What stands out as I followed the creation and eventual airing of each series is the amount of work that went into them, the conflicts, angst, wars, behind the scenes, as each episode was written. And the head honcho, now the lead writer, was also in charge of everything...the writer, not director as King. And David Chase for The Sopranos, David Milch for Deadwood, David Simon in The Wire, to a lesser degree Alan Ball for Six Feet Under, all took advantage of this absolute power, and all were ego manics, screamers, 'my way or the highway' people, almost impossible to work with unless you bent to their ways. And those who did were convinced that they were working for a genius. Perhaps they were. And all these 'geniuses' had their moment in the sun, when their series was winning Emmy's, but they also rarely repeated it, eating the 'proverbial crow' as a humble David Milch mentioned late in his career, forced to kowtow to the cable networks, commercial interests, and CFO's. worrying about the bottom line. He did say something I think all of us can identify with: "Learning to live with the given is the great humbling educational process of life. And I've had a sufficiency of education the past year."

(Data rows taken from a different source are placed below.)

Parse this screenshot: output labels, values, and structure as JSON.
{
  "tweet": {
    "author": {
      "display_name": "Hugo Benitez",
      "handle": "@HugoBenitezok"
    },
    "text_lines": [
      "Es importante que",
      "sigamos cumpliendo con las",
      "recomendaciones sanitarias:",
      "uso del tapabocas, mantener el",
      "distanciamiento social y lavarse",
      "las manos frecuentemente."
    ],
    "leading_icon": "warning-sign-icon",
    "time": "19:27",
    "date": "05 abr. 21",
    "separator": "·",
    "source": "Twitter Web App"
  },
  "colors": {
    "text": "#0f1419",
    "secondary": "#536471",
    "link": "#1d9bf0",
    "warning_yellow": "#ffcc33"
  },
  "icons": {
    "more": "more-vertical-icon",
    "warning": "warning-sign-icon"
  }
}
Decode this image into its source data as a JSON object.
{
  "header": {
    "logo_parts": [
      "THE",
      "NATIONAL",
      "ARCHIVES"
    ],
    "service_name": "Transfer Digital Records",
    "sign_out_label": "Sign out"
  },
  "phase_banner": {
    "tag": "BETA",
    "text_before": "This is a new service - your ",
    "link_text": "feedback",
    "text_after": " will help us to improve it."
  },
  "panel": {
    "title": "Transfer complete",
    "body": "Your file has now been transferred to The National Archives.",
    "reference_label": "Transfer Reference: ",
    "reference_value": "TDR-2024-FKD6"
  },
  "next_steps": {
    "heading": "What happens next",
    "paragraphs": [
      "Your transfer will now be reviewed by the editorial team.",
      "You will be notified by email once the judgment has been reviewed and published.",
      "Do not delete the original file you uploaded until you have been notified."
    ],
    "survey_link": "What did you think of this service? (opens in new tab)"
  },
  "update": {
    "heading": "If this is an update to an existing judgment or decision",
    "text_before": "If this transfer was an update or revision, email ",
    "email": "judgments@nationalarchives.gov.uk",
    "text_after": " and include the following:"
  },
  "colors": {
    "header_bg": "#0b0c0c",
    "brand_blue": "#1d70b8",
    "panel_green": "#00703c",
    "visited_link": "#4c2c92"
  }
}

Matthew Weiner, creator of Mad Man, a writer for The Soprano's, says it best about the Golden Age: "The ambition and achievement of these shows went beyond the simple notion of "television getting good." The open ended, twelve or thirteen episode serialized drama was maturing into its own, distinct form. What's more, it had become the signature American art form of the first decade of the twenty-first century, the equivalent of what the films of Scorsese, Altman, Coppola, and others had been to the 1970's or the novels of Updike, Roth, and Mailer had been to the 1960's. High praise for a Television series, equating them to great films and novels.
Finally, much of their success depended on a literate, hip audience, ready to watch and talk about the episode each week, like groupies. It started with Hill Street Blues, the predecessor of all these great TV series which I remember watching with friends every Thursday in the early 1980's, and we would dissect the program the rest of the week. Then along came Cable TV, HBO, the freedom from censorship, DVD's, then DVR's, and now iPads, which allow viewers to watch a program at any time, in any place, all contributing to the making of high quality television. I have to admit I am hooked on these series, look forward to the ending of old one's like Mad Men, the new one's like Homeland and House of Cards, even Orange Is The New Black, the latest quality series.
By the way, I came across this book because it was recommended by Kevin Spacey during a interview with Charlie Rose. He said it was a great book, especially since he was well into making of the third season of House of Cards. His character of Frank Underwood, now Vice President of the United States, aptly follows in the footsteps of other Difficult Men like Tony Soprano and Walter White!